Nog verder naar het noorden op de route (het is nu een goed geasfalteerde tweebaansweg) ligt Humahuaca, het stadje waarnaar de kloof is genoemd. Dit heeft een heel andere sfeer dan de andere plaatsen in de omgeving. Het is feitelijk de eerste stad in Argentinië na de Boliviaanse grens. Het is erg gericht op rugzaktoeristen.
Het is een leuk plaatsje om even rond te lopen, meer ook niet. Twee monumenten vlak naast elkaar trekken de aandacht: de restanten van de oude Torre de Santa Barbara en het ongelooflijk protserige en enorme monument voor de helden van de Onafhankelijkheid. In deze regio is ook erg gevochten tijdens de Argentijnse onafhankelijkheidsstrijd, en je ziet nog veel dingen die daaraan herinneren.

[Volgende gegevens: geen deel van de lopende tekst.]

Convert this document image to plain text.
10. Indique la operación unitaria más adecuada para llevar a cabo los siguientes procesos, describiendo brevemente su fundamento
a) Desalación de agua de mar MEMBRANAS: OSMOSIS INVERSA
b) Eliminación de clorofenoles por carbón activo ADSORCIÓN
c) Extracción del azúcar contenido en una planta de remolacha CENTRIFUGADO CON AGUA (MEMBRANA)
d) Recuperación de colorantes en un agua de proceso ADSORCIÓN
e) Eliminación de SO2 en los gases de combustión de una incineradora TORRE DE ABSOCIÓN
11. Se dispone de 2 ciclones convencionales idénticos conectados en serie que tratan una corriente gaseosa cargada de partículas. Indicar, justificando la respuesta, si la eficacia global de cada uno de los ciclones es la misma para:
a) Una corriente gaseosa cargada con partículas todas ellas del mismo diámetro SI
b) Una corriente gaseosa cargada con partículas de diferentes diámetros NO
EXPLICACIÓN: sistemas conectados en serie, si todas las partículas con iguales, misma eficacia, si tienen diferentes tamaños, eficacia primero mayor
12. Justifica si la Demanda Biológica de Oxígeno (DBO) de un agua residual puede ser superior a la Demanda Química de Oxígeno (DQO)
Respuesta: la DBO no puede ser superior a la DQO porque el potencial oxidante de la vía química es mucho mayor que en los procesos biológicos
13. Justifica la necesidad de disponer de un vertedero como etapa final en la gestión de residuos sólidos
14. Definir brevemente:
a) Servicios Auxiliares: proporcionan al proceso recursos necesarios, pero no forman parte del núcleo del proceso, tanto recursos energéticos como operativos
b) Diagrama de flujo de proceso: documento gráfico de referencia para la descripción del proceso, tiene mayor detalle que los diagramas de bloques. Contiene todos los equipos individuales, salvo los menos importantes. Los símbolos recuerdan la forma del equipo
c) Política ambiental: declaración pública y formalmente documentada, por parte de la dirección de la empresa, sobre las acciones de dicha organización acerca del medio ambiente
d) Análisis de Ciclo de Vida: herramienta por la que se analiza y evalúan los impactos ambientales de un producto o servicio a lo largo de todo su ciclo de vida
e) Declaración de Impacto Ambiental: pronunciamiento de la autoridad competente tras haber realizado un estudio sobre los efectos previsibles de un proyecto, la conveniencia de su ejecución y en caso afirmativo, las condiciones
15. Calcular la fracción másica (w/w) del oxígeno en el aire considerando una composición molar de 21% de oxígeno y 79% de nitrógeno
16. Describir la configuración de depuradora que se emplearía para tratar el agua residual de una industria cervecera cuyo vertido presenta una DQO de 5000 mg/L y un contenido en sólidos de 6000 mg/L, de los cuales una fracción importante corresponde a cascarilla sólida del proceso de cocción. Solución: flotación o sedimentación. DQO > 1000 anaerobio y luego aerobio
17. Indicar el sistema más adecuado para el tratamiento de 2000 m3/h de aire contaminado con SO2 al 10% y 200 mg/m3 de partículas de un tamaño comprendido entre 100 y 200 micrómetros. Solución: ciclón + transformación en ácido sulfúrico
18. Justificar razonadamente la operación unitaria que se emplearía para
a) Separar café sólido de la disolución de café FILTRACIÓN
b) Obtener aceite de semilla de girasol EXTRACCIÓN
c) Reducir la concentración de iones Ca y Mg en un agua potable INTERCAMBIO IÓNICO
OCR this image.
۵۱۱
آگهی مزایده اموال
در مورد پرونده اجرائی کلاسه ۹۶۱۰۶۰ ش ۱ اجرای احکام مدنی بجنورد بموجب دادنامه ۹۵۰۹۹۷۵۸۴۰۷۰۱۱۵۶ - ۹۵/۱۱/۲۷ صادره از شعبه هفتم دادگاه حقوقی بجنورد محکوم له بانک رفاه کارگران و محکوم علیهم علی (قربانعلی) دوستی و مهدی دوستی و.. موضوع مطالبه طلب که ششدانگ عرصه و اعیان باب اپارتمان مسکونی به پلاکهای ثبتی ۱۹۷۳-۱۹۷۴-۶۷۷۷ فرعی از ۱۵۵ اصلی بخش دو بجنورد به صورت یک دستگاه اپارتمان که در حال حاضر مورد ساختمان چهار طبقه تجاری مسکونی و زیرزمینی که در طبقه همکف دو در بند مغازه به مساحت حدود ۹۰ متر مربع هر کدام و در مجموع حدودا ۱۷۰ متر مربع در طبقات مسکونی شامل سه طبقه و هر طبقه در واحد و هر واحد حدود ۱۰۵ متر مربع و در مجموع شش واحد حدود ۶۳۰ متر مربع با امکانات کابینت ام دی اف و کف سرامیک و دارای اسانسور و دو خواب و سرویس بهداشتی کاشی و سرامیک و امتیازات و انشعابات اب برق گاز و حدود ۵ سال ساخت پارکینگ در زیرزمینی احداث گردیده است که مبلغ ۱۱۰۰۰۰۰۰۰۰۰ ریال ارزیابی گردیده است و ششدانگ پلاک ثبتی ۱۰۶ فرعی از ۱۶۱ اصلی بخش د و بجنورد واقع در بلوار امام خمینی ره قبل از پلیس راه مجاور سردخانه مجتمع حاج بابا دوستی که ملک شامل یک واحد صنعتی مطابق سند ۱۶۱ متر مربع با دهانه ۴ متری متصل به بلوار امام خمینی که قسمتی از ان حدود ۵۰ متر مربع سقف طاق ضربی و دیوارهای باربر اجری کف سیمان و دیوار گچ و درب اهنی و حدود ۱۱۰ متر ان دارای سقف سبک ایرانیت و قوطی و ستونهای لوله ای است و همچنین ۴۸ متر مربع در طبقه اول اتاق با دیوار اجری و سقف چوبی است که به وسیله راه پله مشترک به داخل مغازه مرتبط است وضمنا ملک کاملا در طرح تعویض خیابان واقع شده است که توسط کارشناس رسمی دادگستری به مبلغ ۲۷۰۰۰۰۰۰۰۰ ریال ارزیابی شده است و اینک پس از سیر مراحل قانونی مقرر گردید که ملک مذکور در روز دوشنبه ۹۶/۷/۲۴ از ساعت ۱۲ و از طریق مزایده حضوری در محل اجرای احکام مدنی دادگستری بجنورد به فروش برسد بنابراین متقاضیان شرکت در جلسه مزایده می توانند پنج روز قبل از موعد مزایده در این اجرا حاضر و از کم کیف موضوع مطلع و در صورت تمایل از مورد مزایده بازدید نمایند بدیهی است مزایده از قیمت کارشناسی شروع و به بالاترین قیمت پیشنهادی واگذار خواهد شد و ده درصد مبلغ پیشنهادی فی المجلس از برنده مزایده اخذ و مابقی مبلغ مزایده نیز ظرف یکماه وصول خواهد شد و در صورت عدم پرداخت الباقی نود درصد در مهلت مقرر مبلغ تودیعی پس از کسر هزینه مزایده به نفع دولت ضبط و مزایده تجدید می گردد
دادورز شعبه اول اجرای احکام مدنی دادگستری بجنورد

Weer terug, een 50-tal kilometers naar het zuiden, ligt het andere wat grotere stadje van deze vallei: Tilcara. Het ligt 2900 meter hoogte en heeft 3000 inwoners, en is gesticht in 1586.
Ik verbleef hier ook één nacht. Net als in Purmamarca zijn hier veel restaurants en (kleinschalige) hotels, maar het mist toch een beetje sfeer. Wat wel interessant is, is El Pucara. Dit fort stamt uit de tijd vóór de komst van de Spanjaarden, zelfs al voor de tijd van de Inca’s. Het is een soort vestingdorp, met verschillende huizen en gemeenschappelijke gebouwen. Ze hebben het grotendeels heropgebouwd – niet al te authentiek, maar wel goed voor het beeld. Vanaf Tilcara is het ook een leuke wandeling er naar toe (half uurtje).